12 March 2017

Nettle Soup

Spring is coming in big strides now and the few spare hours I have at week-ends when it's daylight is to experience some despair in that I stand no chance of getting on top of all the weeds. But I have my special favourites that do get priority - the rhubarb bed is one of them and as I cleared them out, I noticed that there were a lot of nettles around, so decided to try my hand at nettle soup.


A quick browse, combined with not having potatoes in the house, made me settle for this one, which turned out pretty well, after some adjustments of my own.

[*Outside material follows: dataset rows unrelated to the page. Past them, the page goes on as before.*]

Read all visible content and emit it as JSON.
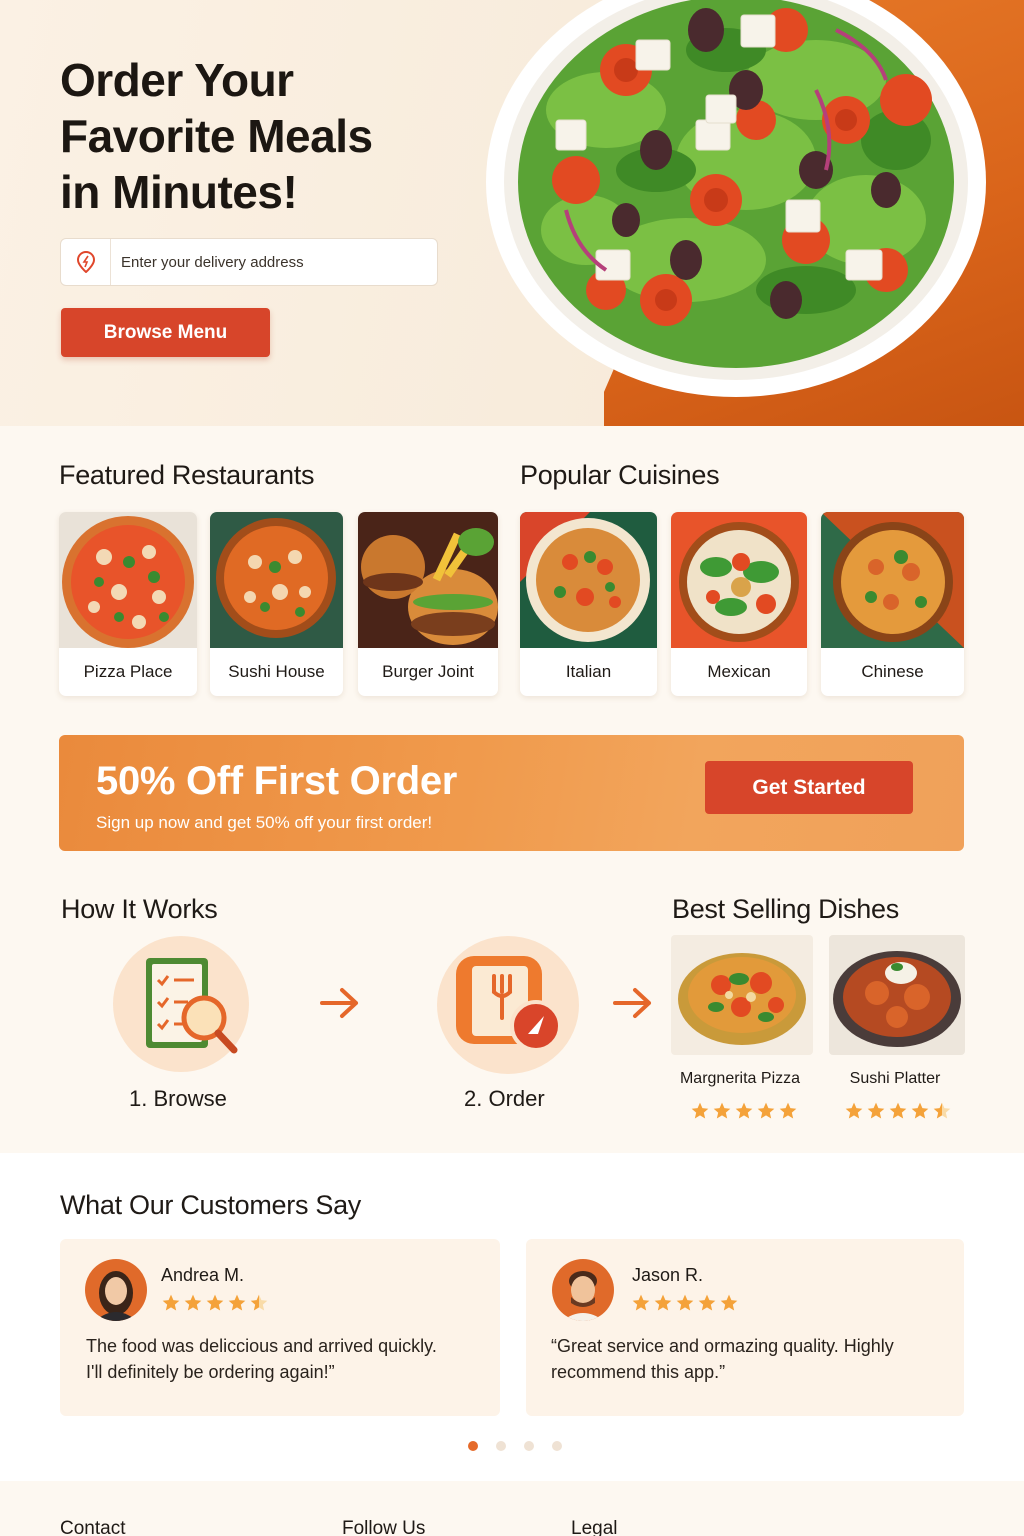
{
  "hero": {
    "title_line1": "Order Your",
    "title_line2": "Favorite Meals",
    "title_line3": "in Minutes!",
    "address_placeholder": "Enter your delivery address",
    "browse_label": "Browse Menu"
  },
  "featured": {
    "heading": "Featured Restaurants",
    "items": [
      {
        "label": "Pizza Place"
      },
      {
        "label": "Sushi House"
      },
      {
        "label": "Burger Joint"
      }
    ]
  },
  "cuisines": {
    "heading": "Popular Cuisines",
    "items": [
      {
        "label": "Italian"
      },
      {
        "label": "Mexican"
      },
      {
        "label": "Chinese"
      }
    ]
  },
  "promo": {
    "title": "50% Off First Order",
    "subtitle": "Sign up now and get 50% off your first order!",
    "cta": "Get Started"
  },
  "how_it_works": {
    "heading": "How It Works",
    "steps": [
      {
        "label": "1. Browse"
      },
      {
        "label": "2. Order"
      }
    ]
  },
  "best_selling": {
    "heading": "Best Selling Dishes",
    "dishes": [
      {
        "name": "Margnerita Pizza",
        "rating": 5
      },
      {
        "name": "Sushi Platter",
        "rating": 4.5
      }
    ]
  },
  "testimonials": {
    "heading": "What Our Customers Say",
    "items": [
      {
        "name": "Andrea M.",
        "rating": 4.5,
        "line1": "The food was deliccious and arrived quickly.",
        "line2": "I'll definitely be ordering again!”"
      },
      {
        "name": "Jason R.",
        "rating": 5,
        "line1": "“Great service and ormazing quality. Highly",
        "line2": "recommend this app.”"
      }
    ],
    "pages": 4,
    "active_page": 1
  },
  "footer": {
    "contact": "Contact",
    "follow": "Follow Us",
    "legal": "Legal"
  },
  "colors": {
    "accent": "#e56a2a",
    "button": "#d7452a",
    "star": "#f4a23a"
  }
}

Thus armed with a very thick plastic bag and my thick leather gloves (very good for brambles!), I wandered through the farthest and shadiest corners of the garden and took off all the nettle tips and a few of the smaller leaves. Volume-wise, I'd say I had about 3 litres of the stuff, per weight, I barely reached 200 g. But there was no injury involved anywhere.


4 tbsp pearl barley
200 g nettles - tips and tender top leaves only
1 medium onion
30 g butter
1 handful of wild garlic
1 tbsp chopped parsley
25 g chives
600 ml chicken stock
salt and pepper to taste

To serve
Swedish meatballs
Labneh or strained Greek yoghurt


  1. Measure up the pearl barley in a small saucepan, add plenty of water and set to cook as per instructions on the packet.
  2. Wash the nettles thoroughly, then steam for about 10 minutes until they have wilted, but still remain dark green.
  3. Peel and dice the onion coarsely, then melt the butter in a frying pan, let it start going golden, then add the onion.
  4. Stir the onion to get it coated with the butter, then turn down the heat and let fry gently until it goes translucent. Stir occasionally.
  5. Transfer the nettles into a deep casserole, add the garlic, parsley and chives. Pour over the chicken stock, bring to the boil and simmer for a few minutes.
  6. Remove the casserole from the heat and carefully blend the nettle soup until smooth. Season to taste.
  7. When the pearl barley is ready, drain it well, then stir into the smooth soup along with the fried onions.
  8. Serve with a topping of your choice, like Swedish meatballs and labneh or strained Greek yogurt.

This turned out quite nice, even if it was a quite un-appetising dark green. I did make one mistake in adding a whole litre of stock, rather than 600 ml and this made the soup too thin for my liking. It combined very nicely with Swedish meatballs and a couple of spoons of the labneh I made the other day. I think more wild garlic would be good too.